If you’re running Airflow on Astronomer and tweaking your resources, you might notice that we set values for “Database Connections” and “Client Connections” alongside the # of AU’s allocated to your deployment. Read below for guidelines on what those are.
Available connections are multiples of your total AU. If you scale your deployment via the “Configure” page on the Astronomer UI by increasing the number of AU’s allocated across components, you’ll generally increase the number of "connections that are created.
There are 2 types of connections:
Database connections = The number of connections that Pgbouncer will open against your deployment’s backend metadata database. The “Pgbouncer” is a light-weight connection pool manager for Postgres that helps protect your deployment’s backend metadata DB from getting throttled.
Client connections = The number of connections that can be opened against the Pgbouncer from your Airflow pods. The Webserver, Scheduler, and each Kubernetes Executor worker pod will open some amount (1-5) of connections to the Pgbouncer pod.

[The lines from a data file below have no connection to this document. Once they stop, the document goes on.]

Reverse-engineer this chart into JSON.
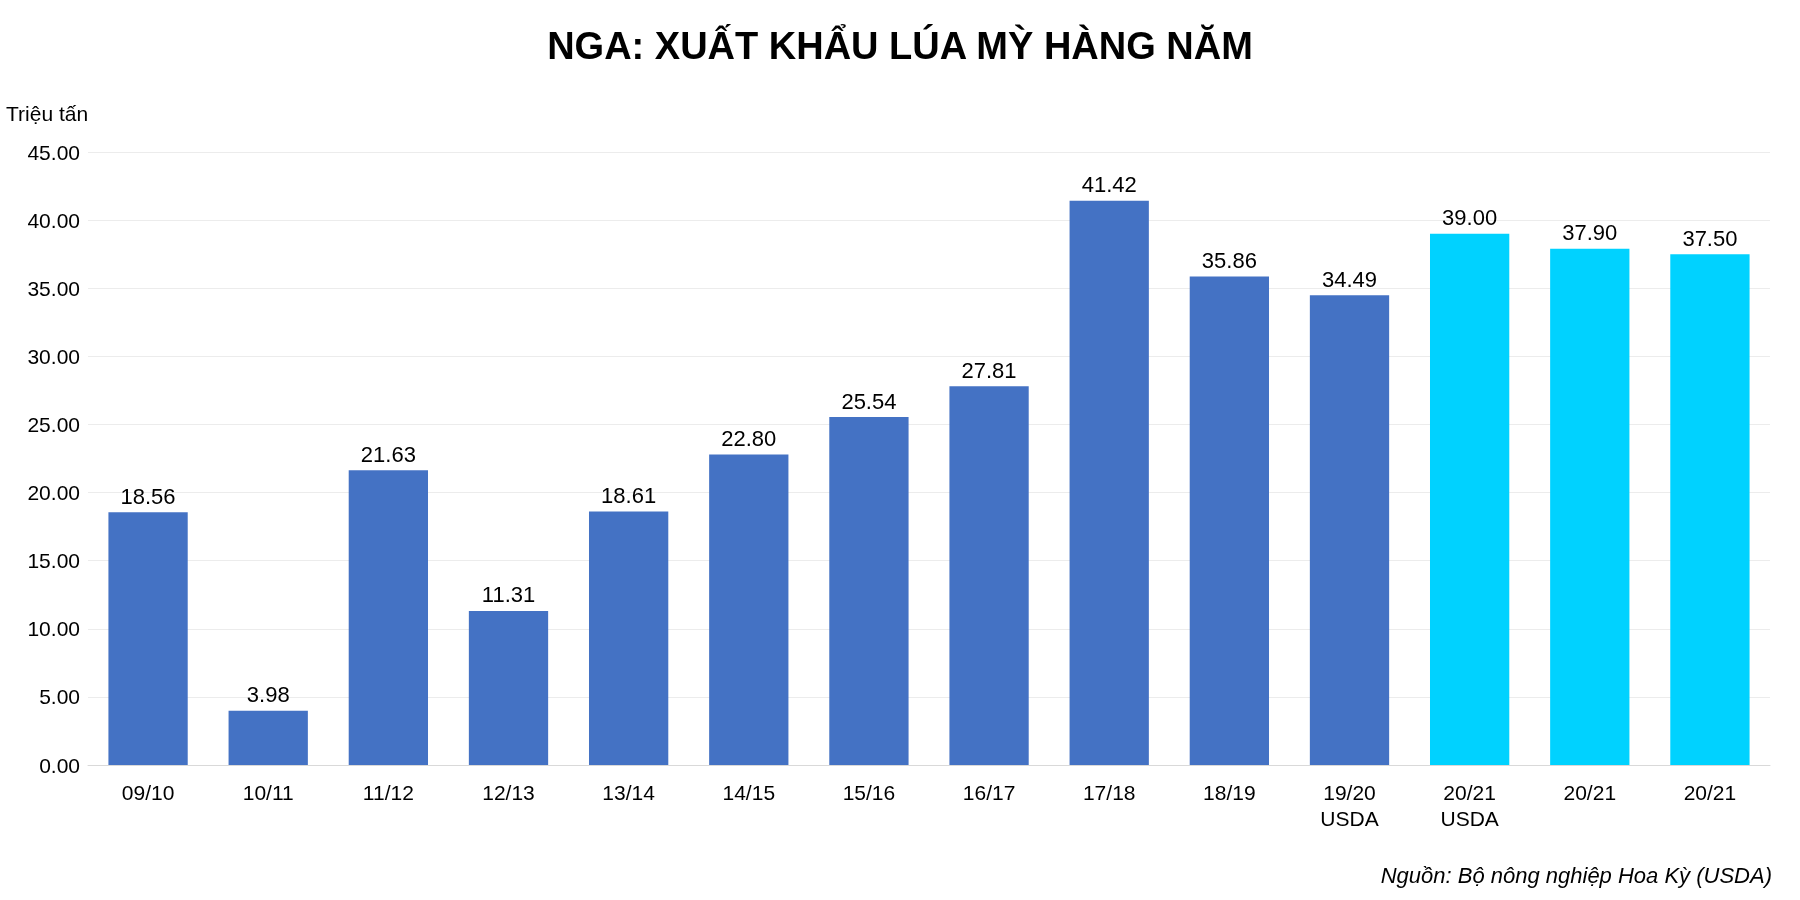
{
  "chart_data": {
    "type": "bar",
    "title": "NGA: XUẤT KHẨU LÚA MỲ HÀNG NĂM",
    "ylabel": "Triệu tấn",
    "categories": [
      "09/10",
      "10/11",
      "11/12",
      "12/13",
      "13/14",
      "14/15",
      "15/16",
      "16/17",
      "17/18",
      "18/19",
      "19/20\nUSDA",
      "20/21\nUSDA",
      "20/21",
      "20/21"
    ],
    "values": [
      18.56,
      3.98,
      21.63,
      11.31,
      18.61,
      22.8,
      25.54,
      27.81,
      41.42,
      35.86,
      34.49,
      39.0,
      37.9,
      37.5
    ],
    "value_labels": [
      "18.56",
      "3.98",
      "21.63",
      "11.31",
      "18.61",
      "22.80",
      "25.54",
      "27.81",
      "41.42",
      "35.86",
      "34.49",
      "39.00",
      "37.90",
      "37.50"
    ],
    "colors": [
      "#4472c4",
      "#4472c4",
      "#4472c4",
      "#4472c4",
      "#4472c4",
      "#4472c4",
      "#4472c4",
      "#4472c4",
      "#4472c4",
      "#4472c4",
      "#4472c4",
      "#00d2ff",
      "#00d2ff",
      "#00d2ff"
    ],
    "ylim": [
      0,
      45
    ],
    "yticks": [
      {
        "value": 0,
        "label": "0.00"
      },
      {
        "value": 5,
        "label": "5.00"
      },
      {
        "value": 10,
        "label": "10.00"
      },
      {
        "value": 15,
        "label": "15.00"
      },
      {
        "value": 20,
        "label": "20.00"
      },
      {
        "value": 25,
        "label": "25.00"
      },
      {
        "value": 30,
        "label": "30.00"
      },
      {
        "value": 35,
        "label": "35.00"
      },
      {
        "value": 40,
        "label": "40.00"
      },
      {
        "value": 45,
        "label": "45.00"
      }
    ],
    "grid": "y",
    "annotations": [
      "Nguồn: Bộ nông nghiệp Hoa Kỳ (USDA)"
    ]
  }
}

Pgbouncer will pool connections from Airflow pods and run them over x database connections. Connections are terminated after transactions completed and it’ll move on to the next waiting client. If you’re running Astronomer Enterprise, you can see these metrics on the “Database Activity” Grafana dashboard on a per-deployment basis.
Database and client connections are configured as part of the database proxy (pgbouncer) we deploy with every Airflow deployment. The lower number represents the number of connections the proxy can open to the actual backend database (RDS). The higher number represents the number of connections that can be opened against the proxy from the Airflow pods. Every airflow pod that connects to the database will create an internal connection pool of 5, so actual usage per pod will be between 0 and 5 against the proxy by default.
This proxy is in place to prevent a single deployment from running away with connections and causing more problems for other consumers of your database. It’s similar to the quotas that are deployed to Kubernetes namespaces, which prevent any one deployment from running away with resources. That’s also why they scale up together. Open connections also consume file descriptors on the underlying hosts, which are another finite resource to keep contained.
Note: These connections do NOT have any impact on the way you write your DAGs or how many concurrent connections you hold to your own databases. Rather, they’re about how the Webserver, Scheduler, and Workers connect to Astronomer’s Postgres to update the state of variables, DAGs, and tasks.